Series on YouTube Lectures

YouTube has indeed grown useful; if you ignore the fluff around comments, share/liking/subscribing etc by using specific browser extensions, it is indeed a powerful platform to distribute content. The general refrain, of course, is to avoid the “entertainment section”. I am maintaining specific channels for YouTube creators (by automating content delivery) though.

I will now intersperse the ideas around Indian Civilisational Ethos (and Indian system of science) going forward. The reason behind this is to provide a wider dissemination around these specific ideas about the importance of “self” and the “intertwining of the environment” in the Indian ethos, but also provide a learning path towards the universal application of Indian philosophy systems to AI/Healthcare. There has been sparse literature around these conceptual ideas, and the ones I found have been of terrible quality. I did come across some books, but it requires careful calibration of the published literature as the bridge between “historical narratives” and the “modern times”.
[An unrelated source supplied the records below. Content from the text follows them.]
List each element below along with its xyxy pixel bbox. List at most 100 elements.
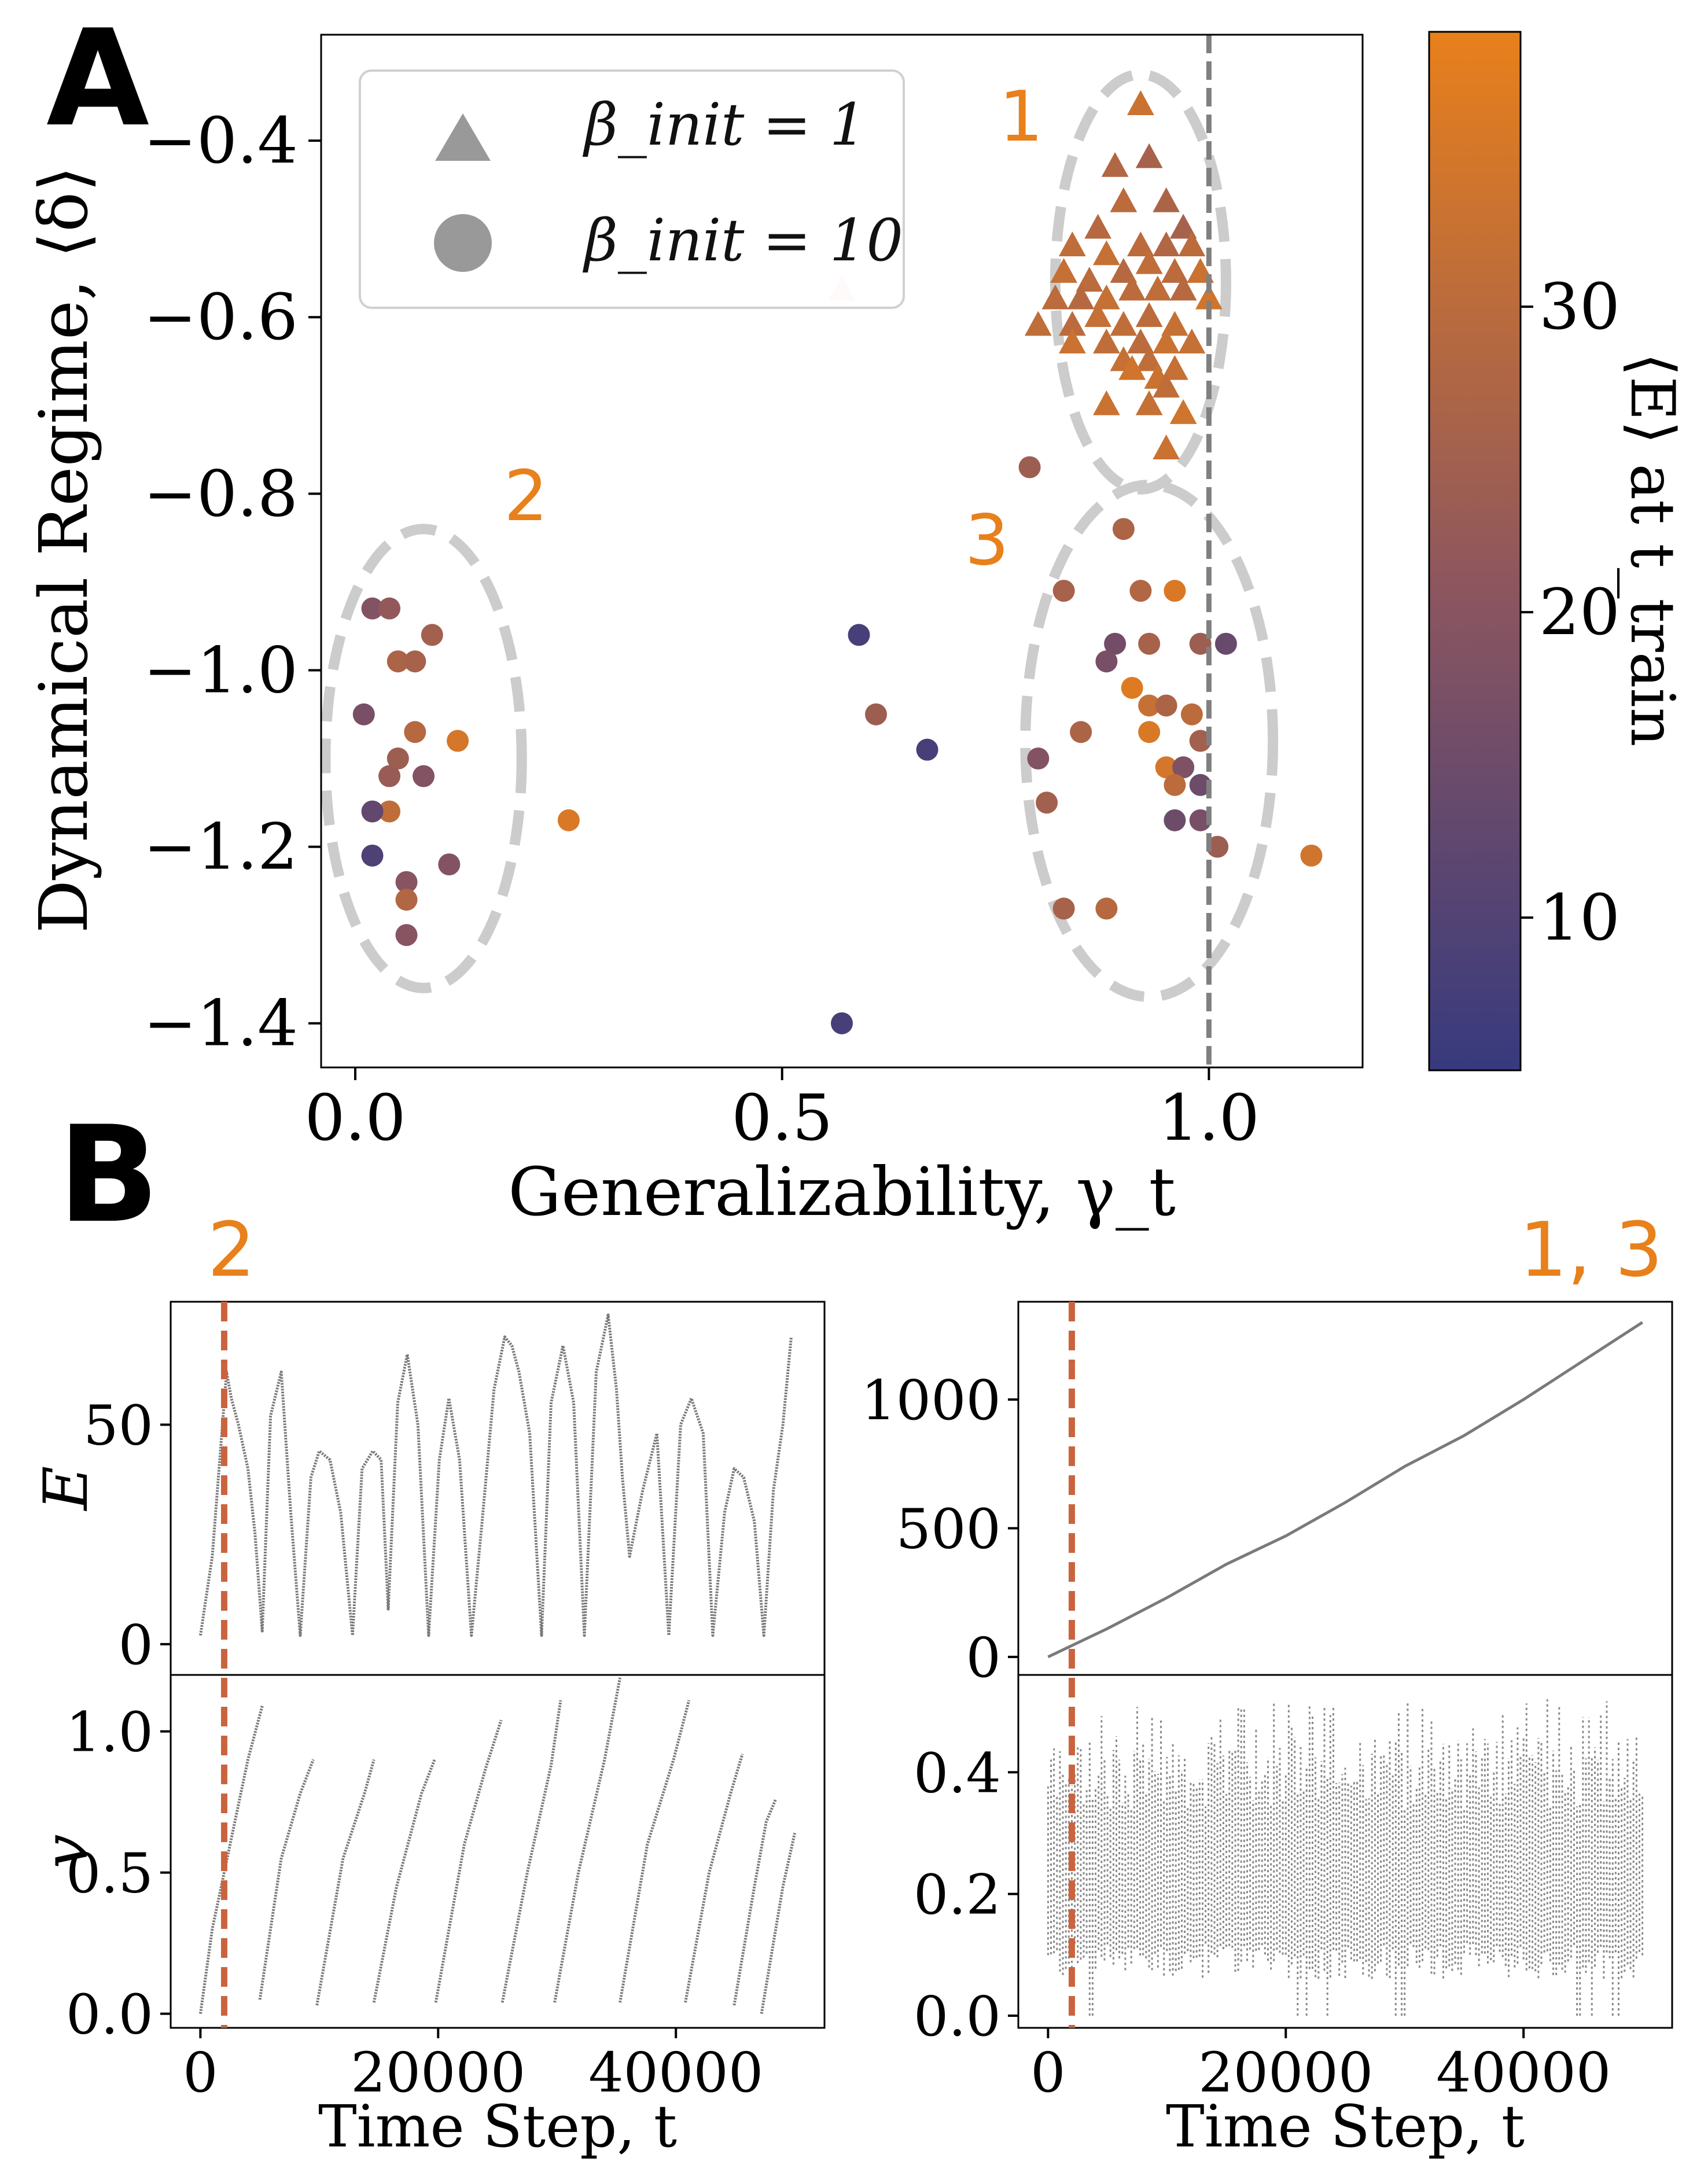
circle-point-43: [1164, 774, 1186, 796]
br-x-tick-label-1: 20000: [1198, 2041, 1373, 2105]
legend-triangle-marker: [435, 113, 491, 161]
circle-point-28: [1104, 632, 1127, 655]
circle-point-33: [1121, 676, 1143, 699]
br-bottom-y-tick-label-1: 0.2: [914, 1864, 1001, 1927]
circle-point-14: [438, 853, 461, 876]
velocity-segment-6: [553, 1677, 622, 2003]
region-ellipse-3: [1020, 480, 1279, 1002]
triangle-point-21: [1118, 275, 1146, 301]
circle-point-48: [1206, 835, 1229, 858]
circle-point-11: [378, 800, 401, 823]
velocity-band-right: [1047, 1699, 1644, 2016]
circle-point-10: [413, 765, 435, 787]
triangle-point-22: [1144, 275, 1172, 301]
triangle-point-41: [1153, 373, 1180, 398]
circle-point-9: [378, 765, 401, 787]
legend-box: [359, 69, 905, 309]
circle-point-18: [557, 809, 580, 831]
x-axis-label-br: Time Step, t: [1166, 2093, 1525, 2160]
axis-ticks-a: 0.0 0.5 1.0 −0.4 −0.6 −0.8 −1.0 −1.2 −1.4: [143, 104, 1260, 1155]
circle-point-35: [1155, 694, 1177, 717]
circle-point-44: [1027, 747, 1050, 770]
axes-frame-bl-bottom: [170, 1674, 826, 2029]
br-bottom-y-tick-label-0: 0.0: [914, 1985, 1001, 2049]
triangle-point-45: [1153, 434, 1180, 459]
circle-point-22: [831, 1012, 853, 1034]
circle-point-16: [395, 889, 418, 911]
circle-point-42: [1189, 774, 1212, 796]
region-label-3: 3: [965, 500, 1009, 581]
triangle-point-44: [1169, 399, 1197, 424]
circle-point-12: [361, 800, 384, 823]
circle-point-8: [386, 747, 409, 770]
axis-ticks-br: 0 20000 40000 0 500 1000 0.0 0.2 0.4: [861, 1369, 1611, 2105]
triangle-point-34: [1153, 328, 1180, 353]
region-label-2: 2: [504, 456, 548, 537]
circle-point-6: [404, 721, 426, 743]
circle-point-26: [1129, 580, 1152, 602]
triangle-point-42: [1092, 390, 1120, 415]
triangle-point-5: [1084, 213, 1112, 239]
axis-ticks-bl: 0 20000 40000 0 50 0.0 0.5 1.0: [66, 1394, 763, 2105]
br-bottom-y-tick-label-2: 0.4: [914, 1741, 1001, 1805]
circle-point-25: [1052, 580, 1075, 602]
circle-point-17: [395, 924, 418, 947]
triangle-point-18: [1041, 284, 1069, 310]
triangle-point-35: [1178, 328, 1206, 353]
circle-point-0: [361, 597, 384, 620]
triangle-point-11: [1178, 231, 1206, 257]
x-tick-label-a-1: 0.5: [731, 1081, 833, 1155]
triangle-point-43: [1135, 390, 1163, 415]
y-tick-label-a-4: −1.2: [143, 810, 298, 884]
axes-frame-a: [320, 34, 1364, 1069]
region-labels: 1 2 3: [504, 77, 1043, 581]
scatter-panel-a: 0.0 0.5 1.0 −0.4 −0.6 −0.8 −1.0 −1.2 −1.4 1 2 3 β_…: [25, 31, 1688, 1231]
velocity-segment-5: [500, 1700, 562, 2003]
velocity-segment-2: [315, 1759, 376, 2006]
colorbar-tick-label-1: 20: [1539, 575, 1620, 649]
triangle-point-3: [1110, 187, 1138, 212]
energy-line-right: [1047, 1321, 1643, 1659]
triangle-point-15: [1135, 249, 1163, 274]
y-tick-label-a-2: −0.8: [143, 456, 298, 531]
circle-point-29: [1138, 632, 1161, 655]
y-axis-label-a: Dynamical Regime, ⟨δ⟩: [25, 166, 103, 933]
velocity-segment-7: [619, 1700, 691, 2003]
triangle-point-28: [1110, 311, 1138, 336]
energy-trace-left: [198, 1313, 793, 1637]
panel-label-a: A: [46, 2, 149, 156]
y-tick-label-a-0: −0.4: [143, 104, 298, 178]
axes-frame-br-top: [1017, 1301, 1673, 1676]
triangle-point-14: [1110, 257, 1138, 283]
circle-point-21: [916, 738, 938, 761]
triangle-point-25: [1024, 311, 1052, 336]
circle-point-49: [1300, 844, 1323, 867]
triangle-point-32: [1092, 328, 1120, 353]
triangle-point-26: [1058, 311, 1086, 336]
triangle-point-16: [1161, 257, 1188, 283]
circle-point-41: [1172, 756, 1195, 779]
circle-point-13: [361, 844, 384, 867]
circle-point-5: [352, 703, 375, 726]
circle-point-31: [1214, 632, 1237, 655]
circle-point-34: [1138, 694, 1161, 717]
y-tick-label-a-5: −1.4: [143, 986, 298, 1060]
panel-b-left: 2 0 20000 40000 0 50 0.0 0.5 1.0 E v Time Step,…: [31, 1206, 826, 2160]
x-tick-label-a-2: 1.0: [1158, 1081, 1260, 1155]
circle-point-1: [378, 597, 401, 620]
triangle-point-7: [1058, 231, 1086, 257]
circle-point-45: [1036, 791, 1058, 814]
triangle-point-6: [1169, 213, 1197, 239]
triangle-point-9: [1127, 231, 1154, 257]
axes-frame-br-bottom: [1017, 1674, 1673, 2029]
bl-top-y-tick-label-1: 50: [83, 1394, 153, 1457]
circle-point-24: [1112, 518, 1135, 540]
y-axis-label-velocity: v: [31, 1834, 101, 1868]
bl-top-y-tick-label-0: 0: [119, 1614, 153, 1677]
velocity-segment-8: [684, 1753, 744, 2003]
colorbar-tick-label-0: 10: [1539, 881, 1620, 955]
circle-point-7: [447, 730, 469, 752]
br-top-y-tick-label-1: 500: [896, 1497, 1001, 1561]
triangle-point-8: [1092, 240, 1120, 266]
energy-line-left: [198, 1313, 793, 1637]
I did try to explore an opportunity in a University, but soon realised the futility of their approach. A western construct of “materialism” fails to explore the “individual” as we understand in India, and remains the source of much muck-raking around “exploitation”. While a middle of the road approaches around “data-sharing” have been proposed in some EU journals/papers, those still remain heavily tilted around data “gatherers”. I am still wrapping my head around these issues and exploring these in detail.

As a preliminary approach, I am including the YouTube commentary from Prof Subash Kak (as a history revisionist) and has tremendous ideas to share with the world. I will explore these ideas in greater detail in future posts interspersed with AI/Policy, and of course, my first love – Radiation Oncology.

Technically, I can rip off the audio files (on Telegram bots) and upload them; but that will constitute “copy-right” offences. Even though I believe in the “counter-culture” of “copy-left”, all ideas are free. A legal protection framework is required if you plan to commercialise your “idea”. Yet, the start-up ecosystem has seen numerous “me-too” copycats trying to mimic one “idea” that broke through the mould.